Hostess Loots Pension Funds For Operations, Deemed ‘Betrayal Without Remedy’


Commentary | Dying snack brand Hostess has managed to find another avenue to deprive workers of their earnings as the company shutters, admitting that the brand’s executives used employee pension money to pay for operational costs and glossing over the decision in a recent interview.

The Wall Street Journal spoke of Hostess’ practice of looting employee pension funds to pay operational costs in the year leading up to the company’s decision to shut its doors, noting that beginning in August 2011, the flailing brand “used wages that were supposed to help fund employee pensions for the company’s operations as it sank toward bankruptcy.”

Hostess’ failure was at first blamed largely in the court of opinion on unions and increasing worker demands, but as the claim circulated the web following a message on the website for Hostess that the strike forced the Twinkie-maker to shutter, it was more closely examined by web users.

Soon, we learned that despite a cry of poverty when it came to paying wages, the Hostess top execs were taking million-dollar payouts for their role in sinking the brand. And now that a judge has okayed the golden parachutes for those at the helm when more than 18,000 Hostess workers were given pink slips, we’ve learned that the employee pension contributions were lifted to pay bills and likely won’t be returned in the mire of bankruptcy.

As the decision to loot pensions and walk away with million-dollar payouts is widely decried with little recourse for Hostess workers, the current and former CEO of the ailing brand both profess no knowledge of the decision, or refuse to talk. Former Hostess CEO Brian Driscoll told workers last year that the company would “temporarily suspend” pension contributions in what was a “necessary bridge” to allow Hostess to recover — and as we now know, the brand began bankruptcy proceedings just scant months later.

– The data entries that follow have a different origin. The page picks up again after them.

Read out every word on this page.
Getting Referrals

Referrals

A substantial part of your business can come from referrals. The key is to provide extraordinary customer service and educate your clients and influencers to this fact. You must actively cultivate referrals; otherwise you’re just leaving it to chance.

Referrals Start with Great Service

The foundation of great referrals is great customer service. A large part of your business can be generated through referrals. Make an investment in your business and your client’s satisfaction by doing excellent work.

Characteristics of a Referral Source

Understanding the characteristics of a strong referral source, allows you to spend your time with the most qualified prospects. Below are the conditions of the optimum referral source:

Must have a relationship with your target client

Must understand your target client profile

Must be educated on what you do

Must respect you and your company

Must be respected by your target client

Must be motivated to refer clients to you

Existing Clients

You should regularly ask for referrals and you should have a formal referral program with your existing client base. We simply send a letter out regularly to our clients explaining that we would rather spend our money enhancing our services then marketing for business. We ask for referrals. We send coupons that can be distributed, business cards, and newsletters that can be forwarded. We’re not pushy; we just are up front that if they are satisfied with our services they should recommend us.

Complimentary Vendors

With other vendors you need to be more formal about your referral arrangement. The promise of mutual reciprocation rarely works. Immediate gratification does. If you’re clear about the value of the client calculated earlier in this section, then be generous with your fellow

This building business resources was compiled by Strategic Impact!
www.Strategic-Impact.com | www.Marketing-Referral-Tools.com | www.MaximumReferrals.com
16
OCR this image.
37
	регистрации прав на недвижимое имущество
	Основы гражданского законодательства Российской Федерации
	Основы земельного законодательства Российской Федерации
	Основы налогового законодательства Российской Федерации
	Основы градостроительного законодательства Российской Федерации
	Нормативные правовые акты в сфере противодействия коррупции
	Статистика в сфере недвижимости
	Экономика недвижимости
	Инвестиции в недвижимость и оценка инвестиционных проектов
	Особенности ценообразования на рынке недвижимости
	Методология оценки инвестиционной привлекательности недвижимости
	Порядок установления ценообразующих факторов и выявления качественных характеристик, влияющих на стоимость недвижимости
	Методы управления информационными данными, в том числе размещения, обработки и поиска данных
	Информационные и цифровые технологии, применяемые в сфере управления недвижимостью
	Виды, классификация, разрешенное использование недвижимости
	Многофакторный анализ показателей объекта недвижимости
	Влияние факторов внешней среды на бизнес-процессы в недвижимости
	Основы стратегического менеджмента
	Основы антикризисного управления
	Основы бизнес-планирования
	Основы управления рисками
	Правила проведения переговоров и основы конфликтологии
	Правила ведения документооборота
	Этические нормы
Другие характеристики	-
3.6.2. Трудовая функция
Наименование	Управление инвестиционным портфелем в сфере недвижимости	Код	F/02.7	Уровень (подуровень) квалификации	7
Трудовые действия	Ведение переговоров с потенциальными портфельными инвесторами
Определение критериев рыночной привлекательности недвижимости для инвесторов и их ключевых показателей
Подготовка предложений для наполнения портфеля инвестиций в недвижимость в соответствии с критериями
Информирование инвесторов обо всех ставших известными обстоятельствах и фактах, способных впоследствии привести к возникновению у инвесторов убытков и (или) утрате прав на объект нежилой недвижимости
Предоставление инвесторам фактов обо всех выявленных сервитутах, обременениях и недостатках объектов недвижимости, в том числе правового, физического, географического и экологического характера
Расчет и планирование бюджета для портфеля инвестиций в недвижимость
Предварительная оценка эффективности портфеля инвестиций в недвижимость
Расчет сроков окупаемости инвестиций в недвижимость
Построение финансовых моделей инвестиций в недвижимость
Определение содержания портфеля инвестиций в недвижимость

Current Hostess CEO Gregory Rayburn said that “whatever cash it had was being used to fund the business, to keep it afloat,” carefully neglecting to mention that it appears no afloating was actually achieved by the looting. Rayburn adds that despite the fact Hostess execs likely had the best intentions when taking money from pensions to fund business operations, it wasn’t his decision — he says:

“Whatever the circumstances were, whatever those decisions were, I wasn’t there.”

James P. Baker is a partner at Baker McKenzie LLP, a firm that specializes in benefit law but isn’t connected to the Hostess case. Baker concedes that such actions are legal and likely without recourse, explaining:

“It’s what lawyers call betrayal without remedy … It’s sad, but that stuff does happen, unfortunately.”

Lawyer for the union blamed by Hostess execs for the brand’s closure, Jeffrey Freund, confirms that the “company’s cessation of making pension contributions was a critical component of the bakers’ decision” to strike. Freund says that before January’s bankruptcy filing, Hostess stiffed the workers $22.1 million in pension payments, racking up an additional $3-4 million per month in missed payments that bankruptcy ensures won’t have to be paid back to the workers who have earned it.

The WSJ piece concludes:

“It might have been ‘impossible’ to undo the agreements that called for Hostess to make pension contributions using employee money, Mr. Rayburn added. One reason: Hostess could have been too short of cash to make up the difference, though he said he isn’t sure.”

Do you think that a Chief Executive Officer’s compensation is sufficient for him to be “sure” about a circumstance like the Hostess workers’ earned pensions? Should executives be able to retain such large payouts if workers get the shaft on earned compensation?